With effort, she managed to say, “I'm sorry, sweetie,” but her voice was sufficiently distorted by anguish that even to herself, she sounded like a stranger.

After a silence, he asked, “Mom, you always believe me, don't you?"

“Always,” she said, because she had never known him to lie.

“Are you looking at me?"

“Yes,” she assured him, though her gaze had dropped from his mouth to his hand, so small, which she held in hers.

“Mom, do I look sad?"

By habit, she shifted her attention to his eyes, because though the scientific types insist that the eyes themselves are incapable of expression, Agnes knew what every poet knows: To see the condition of the hidden heart, you must look first where scientists will not admit to looking at all.

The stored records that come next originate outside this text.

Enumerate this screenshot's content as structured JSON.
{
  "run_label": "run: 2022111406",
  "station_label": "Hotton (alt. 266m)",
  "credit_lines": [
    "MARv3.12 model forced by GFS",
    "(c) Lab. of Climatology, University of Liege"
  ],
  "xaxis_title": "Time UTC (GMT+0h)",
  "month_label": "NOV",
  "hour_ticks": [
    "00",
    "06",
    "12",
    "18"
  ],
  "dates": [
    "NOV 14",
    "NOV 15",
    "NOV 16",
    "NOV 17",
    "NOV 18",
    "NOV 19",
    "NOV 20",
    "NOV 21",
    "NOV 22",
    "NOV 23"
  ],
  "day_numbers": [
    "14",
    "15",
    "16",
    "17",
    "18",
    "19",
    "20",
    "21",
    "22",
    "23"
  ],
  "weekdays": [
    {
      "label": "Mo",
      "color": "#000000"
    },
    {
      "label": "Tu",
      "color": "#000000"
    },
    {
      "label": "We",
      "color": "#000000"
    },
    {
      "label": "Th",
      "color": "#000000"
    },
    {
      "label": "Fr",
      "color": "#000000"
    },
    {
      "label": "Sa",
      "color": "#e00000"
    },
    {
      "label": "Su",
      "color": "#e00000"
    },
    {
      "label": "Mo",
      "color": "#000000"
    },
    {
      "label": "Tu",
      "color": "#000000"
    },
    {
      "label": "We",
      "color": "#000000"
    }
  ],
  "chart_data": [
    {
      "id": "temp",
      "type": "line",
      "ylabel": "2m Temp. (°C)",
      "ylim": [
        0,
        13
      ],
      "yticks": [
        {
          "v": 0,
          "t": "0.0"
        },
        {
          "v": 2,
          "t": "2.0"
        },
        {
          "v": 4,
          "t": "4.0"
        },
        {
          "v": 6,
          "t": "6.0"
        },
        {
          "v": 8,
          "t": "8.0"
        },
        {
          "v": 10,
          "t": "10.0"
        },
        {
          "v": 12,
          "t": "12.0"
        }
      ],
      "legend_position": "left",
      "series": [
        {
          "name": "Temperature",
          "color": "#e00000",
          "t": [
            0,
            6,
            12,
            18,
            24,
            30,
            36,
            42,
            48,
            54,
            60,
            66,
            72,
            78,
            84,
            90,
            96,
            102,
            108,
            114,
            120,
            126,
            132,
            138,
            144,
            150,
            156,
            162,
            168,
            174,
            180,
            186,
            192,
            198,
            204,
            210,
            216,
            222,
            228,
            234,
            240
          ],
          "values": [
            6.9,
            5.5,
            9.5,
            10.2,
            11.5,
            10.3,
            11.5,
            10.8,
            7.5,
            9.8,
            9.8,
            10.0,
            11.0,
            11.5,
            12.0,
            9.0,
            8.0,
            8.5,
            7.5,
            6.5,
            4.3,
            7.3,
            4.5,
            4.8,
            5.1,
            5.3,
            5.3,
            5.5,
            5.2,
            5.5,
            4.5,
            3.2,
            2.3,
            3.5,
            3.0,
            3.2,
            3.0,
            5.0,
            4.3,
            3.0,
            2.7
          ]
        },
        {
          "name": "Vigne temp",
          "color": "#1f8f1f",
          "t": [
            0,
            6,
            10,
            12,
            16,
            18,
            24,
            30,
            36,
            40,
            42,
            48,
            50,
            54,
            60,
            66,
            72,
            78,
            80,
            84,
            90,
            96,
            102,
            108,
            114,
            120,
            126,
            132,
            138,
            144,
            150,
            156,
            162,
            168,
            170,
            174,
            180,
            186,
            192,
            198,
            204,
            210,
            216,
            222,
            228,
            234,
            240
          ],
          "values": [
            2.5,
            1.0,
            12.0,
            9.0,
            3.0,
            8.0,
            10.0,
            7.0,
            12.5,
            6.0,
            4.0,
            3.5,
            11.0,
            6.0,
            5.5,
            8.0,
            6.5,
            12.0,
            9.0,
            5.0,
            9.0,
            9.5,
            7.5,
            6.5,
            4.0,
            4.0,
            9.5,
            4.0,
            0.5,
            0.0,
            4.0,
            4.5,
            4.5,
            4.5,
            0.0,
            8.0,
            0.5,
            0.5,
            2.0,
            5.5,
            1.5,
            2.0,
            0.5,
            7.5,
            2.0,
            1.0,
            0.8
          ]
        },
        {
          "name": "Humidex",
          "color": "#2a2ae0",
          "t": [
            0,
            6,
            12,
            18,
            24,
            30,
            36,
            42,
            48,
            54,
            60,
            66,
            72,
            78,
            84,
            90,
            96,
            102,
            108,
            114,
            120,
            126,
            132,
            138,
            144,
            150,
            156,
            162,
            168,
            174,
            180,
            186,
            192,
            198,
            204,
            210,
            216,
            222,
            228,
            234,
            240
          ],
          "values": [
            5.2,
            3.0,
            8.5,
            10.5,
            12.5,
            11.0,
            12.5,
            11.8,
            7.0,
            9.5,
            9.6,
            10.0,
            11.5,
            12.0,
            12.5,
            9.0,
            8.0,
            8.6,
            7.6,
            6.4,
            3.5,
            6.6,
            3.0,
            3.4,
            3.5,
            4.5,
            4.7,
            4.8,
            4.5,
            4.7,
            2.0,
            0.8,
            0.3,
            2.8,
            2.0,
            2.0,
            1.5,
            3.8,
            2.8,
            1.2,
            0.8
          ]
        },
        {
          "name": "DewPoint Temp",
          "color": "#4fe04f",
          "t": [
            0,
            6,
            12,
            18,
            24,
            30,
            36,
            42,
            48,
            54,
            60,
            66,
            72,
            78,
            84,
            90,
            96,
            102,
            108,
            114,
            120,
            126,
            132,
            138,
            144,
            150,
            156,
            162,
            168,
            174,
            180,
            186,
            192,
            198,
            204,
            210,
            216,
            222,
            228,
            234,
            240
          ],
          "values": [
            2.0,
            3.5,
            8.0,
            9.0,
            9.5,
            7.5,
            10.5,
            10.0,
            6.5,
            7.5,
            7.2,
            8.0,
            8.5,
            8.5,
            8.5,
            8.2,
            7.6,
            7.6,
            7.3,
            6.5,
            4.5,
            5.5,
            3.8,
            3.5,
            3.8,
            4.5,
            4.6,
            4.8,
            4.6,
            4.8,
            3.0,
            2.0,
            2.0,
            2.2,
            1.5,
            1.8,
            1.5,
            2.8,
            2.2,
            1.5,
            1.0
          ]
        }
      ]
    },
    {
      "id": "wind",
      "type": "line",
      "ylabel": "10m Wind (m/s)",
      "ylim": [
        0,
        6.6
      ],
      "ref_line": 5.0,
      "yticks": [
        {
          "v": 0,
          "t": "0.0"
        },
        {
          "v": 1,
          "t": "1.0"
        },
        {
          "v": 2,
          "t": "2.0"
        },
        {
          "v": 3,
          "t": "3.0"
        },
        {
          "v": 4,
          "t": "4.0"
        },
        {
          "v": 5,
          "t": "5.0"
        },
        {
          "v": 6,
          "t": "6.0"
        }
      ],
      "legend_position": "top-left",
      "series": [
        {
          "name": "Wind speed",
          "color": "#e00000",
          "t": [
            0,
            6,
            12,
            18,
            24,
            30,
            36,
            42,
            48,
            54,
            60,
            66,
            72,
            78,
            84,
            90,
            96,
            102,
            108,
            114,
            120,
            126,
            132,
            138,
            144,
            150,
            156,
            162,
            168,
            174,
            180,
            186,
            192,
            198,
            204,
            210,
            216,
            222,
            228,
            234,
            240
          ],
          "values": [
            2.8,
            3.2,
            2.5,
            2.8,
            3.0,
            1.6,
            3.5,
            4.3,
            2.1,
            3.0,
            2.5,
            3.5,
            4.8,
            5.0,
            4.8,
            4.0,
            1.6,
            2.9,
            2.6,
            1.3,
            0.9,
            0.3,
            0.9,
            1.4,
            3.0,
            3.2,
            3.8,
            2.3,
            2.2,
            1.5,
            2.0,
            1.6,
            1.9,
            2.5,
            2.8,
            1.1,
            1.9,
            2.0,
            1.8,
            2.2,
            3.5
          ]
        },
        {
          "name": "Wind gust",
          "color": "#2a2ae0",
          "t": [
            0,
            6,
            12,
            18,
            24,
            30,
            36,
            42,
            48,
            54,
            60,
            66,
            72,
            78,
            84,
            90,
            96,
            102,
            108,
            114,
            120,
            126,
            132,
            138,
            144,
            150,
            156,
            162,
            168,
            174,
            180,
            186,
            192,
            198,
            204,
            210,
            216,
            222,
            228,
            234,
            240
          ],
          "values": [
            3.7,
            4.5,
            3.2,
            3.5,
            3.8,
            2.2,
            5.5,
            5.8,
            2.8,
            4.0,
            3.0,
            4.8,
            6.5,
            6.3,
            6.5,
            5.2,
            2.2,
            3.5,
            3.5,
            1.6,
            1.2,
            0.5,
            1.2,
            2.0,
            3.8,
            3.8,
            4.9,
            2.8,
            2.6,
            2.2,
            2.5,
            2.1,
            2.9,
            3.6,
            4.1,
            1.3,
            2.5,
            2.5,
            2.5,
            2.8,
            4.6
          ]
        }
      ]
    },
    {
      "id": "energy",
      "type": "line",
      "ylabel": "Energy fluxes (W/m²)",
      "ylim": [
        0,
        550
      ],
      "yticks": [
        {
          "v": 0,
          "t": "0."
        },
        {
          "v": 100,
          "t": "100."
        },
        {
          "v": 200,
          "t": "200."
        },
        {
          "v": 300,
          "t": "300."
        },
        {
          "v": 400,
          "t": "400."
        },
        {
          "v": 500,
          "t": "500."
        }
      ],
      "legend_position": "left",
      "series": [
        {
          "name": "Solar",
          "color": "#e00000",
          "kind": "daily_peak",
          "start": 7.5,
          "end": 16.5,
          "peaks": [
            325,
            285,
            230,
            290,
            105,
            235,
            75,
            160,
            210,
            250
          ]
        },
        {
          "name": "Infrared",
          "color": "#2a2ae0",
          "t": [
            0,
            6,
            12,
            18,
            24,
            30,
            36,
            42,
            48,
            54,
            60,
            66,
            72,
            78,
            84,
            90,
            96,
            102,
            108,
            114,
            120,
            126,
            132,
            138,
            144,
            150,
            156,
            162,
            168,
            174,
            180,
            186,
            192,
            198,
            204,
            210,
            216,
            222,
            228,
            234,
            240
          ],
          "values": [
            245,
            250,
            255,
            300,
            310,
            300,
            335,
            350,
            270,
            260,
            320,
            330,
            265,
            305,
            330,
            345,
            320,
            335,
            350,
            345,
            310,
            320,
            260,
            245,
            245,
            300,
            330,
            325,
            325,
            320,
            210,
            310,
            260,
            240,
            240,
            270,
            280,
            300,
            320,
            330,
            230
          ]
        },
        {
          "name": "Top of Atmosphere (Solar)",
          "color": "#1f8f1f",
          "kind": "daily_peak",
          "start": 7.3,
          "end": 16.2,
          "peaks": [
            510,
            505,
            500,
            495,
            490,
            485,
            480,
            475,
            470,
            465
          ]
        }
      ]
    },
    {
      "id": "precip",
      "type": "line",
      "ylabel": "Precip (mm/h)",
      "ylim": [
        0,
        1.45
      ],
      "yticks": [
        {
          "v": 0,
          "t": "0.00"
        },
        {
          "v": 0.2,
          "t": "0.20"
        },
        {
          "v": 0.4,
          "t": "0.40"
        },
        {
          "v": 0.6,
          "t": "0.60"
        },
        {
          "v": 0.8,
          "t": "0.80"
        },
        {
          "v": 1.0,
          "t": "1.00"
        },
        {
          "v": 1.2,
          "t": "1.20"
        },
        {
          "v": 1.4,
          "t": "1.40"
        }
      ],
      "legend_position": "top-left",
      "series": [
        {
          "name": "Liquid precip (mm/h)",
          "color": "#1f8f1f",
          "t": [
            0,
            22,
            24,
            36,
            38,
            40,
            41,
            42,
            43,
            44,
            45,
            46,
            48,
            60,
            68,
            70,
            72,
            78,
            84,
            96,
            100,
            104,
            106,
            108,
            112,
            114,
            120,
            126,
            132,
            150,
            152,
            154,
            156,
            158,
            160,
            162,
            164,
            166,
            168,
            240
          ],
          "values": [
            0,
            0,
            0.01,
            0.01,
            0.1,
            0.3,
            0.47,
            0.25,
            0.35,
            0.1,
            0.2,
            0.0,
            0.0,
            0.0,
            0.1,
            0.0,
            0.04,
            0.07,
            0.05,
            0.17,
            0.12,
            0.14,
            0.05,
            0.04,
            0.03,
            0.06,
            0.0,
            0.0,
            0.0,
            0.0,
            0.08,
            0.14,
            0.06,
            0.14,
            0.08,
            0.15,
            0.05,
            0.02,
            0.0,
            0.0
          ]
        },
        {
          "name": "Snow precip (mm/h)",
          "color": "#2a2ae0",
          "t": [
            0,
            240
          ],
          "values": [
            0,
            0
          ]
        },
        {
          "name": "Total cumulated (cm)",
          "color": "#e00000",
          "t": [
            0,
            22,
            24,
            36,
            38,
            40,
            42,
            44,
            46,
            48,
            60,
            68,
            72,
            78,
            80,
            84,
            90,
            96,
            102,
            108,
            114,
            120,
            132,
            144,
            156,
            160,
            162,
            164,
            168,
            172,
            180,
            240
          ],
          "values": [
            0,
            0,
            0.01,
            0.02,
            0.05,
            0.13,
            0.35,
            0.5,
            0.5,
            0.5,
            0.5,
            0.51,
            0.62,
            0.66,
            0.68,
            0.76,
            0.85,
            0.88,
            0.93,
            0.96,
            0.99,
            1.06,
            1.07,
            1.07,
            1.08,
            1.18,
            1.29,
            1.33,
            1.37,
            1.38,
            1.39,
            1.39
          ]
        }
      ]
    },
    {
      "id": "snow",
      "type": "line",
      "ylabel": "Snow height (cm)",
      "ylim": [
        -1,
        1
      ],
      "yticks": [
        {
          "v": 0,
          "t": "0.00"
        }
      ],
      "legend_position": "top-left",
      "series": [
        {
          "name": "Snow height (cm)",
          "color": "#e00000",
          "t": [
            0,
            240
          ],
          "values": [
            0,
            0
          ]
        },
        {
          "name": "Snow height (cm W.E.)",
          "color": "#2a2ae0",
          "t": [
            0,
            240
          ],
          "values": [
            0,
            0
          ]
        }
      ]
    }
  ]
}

The white padded eye patches rebuffed her, and she realized how profoundly the boy's double enucleation would affect how easily she could read his moods and know his mind. Here was a littler loss until now shadowed by the greater destruction. Denied the evidence of his eyes, she would need to be better at noting and interpreting nuances of his body language-also changed by blindness-and his voice, for there would be no soul revealed by hand-painted, plastic implants.

“Do I look sad?” Barty repeated.

Even the Shantung-softened lamplight blazed too bright and did not serve her well, so she switched it off and said, “Scoot over."

The boy made room for her.

She kicked off her shoes and sat beside him in bed, with her back against the headboard, still holding his hand. Even though this darkness wasn't as deep as Barty's, Agnes found that she was better able to control her emotions when she couldn't see him. “I think you must be sad, kiddo. You hide it well, but you must be."

“I'm not, though."

“Bullpoop, as they say."

“That's not what they say,” the boy replied with a giggle, for his extensive reading had introduced him to words that he and she agreed were not his to use.

“Bullpoop might not be what they say, but it's the worst that we say. And in fact, in this house, bulldoody is preferred."

“Bulldoody doesn't have a lot of punch."

“Punch is overrated."

“I'm really not sad, Mom. I'm not. I don't like it this way, being blind. It's ... hard.” His small voice, musical as are the voices of most children, touching in its innocence, spun a fragile thread of melody in the dark, and seemed too sweet to be speaking of these bitter things. “Real hard. But being sad won't help. Being sad won't make me see again."

“No, it won't,” she agreed.

“Besides, I'm blind here, but I'm not blind in all the places where I am."

This again.

Enigmatic as ever on this subject, he continued: “I'm probably not blind more places than I am. Yeah, sure, I'd rather be me in one of the other places where my eyes are good, but this is the me I am. And you know what?"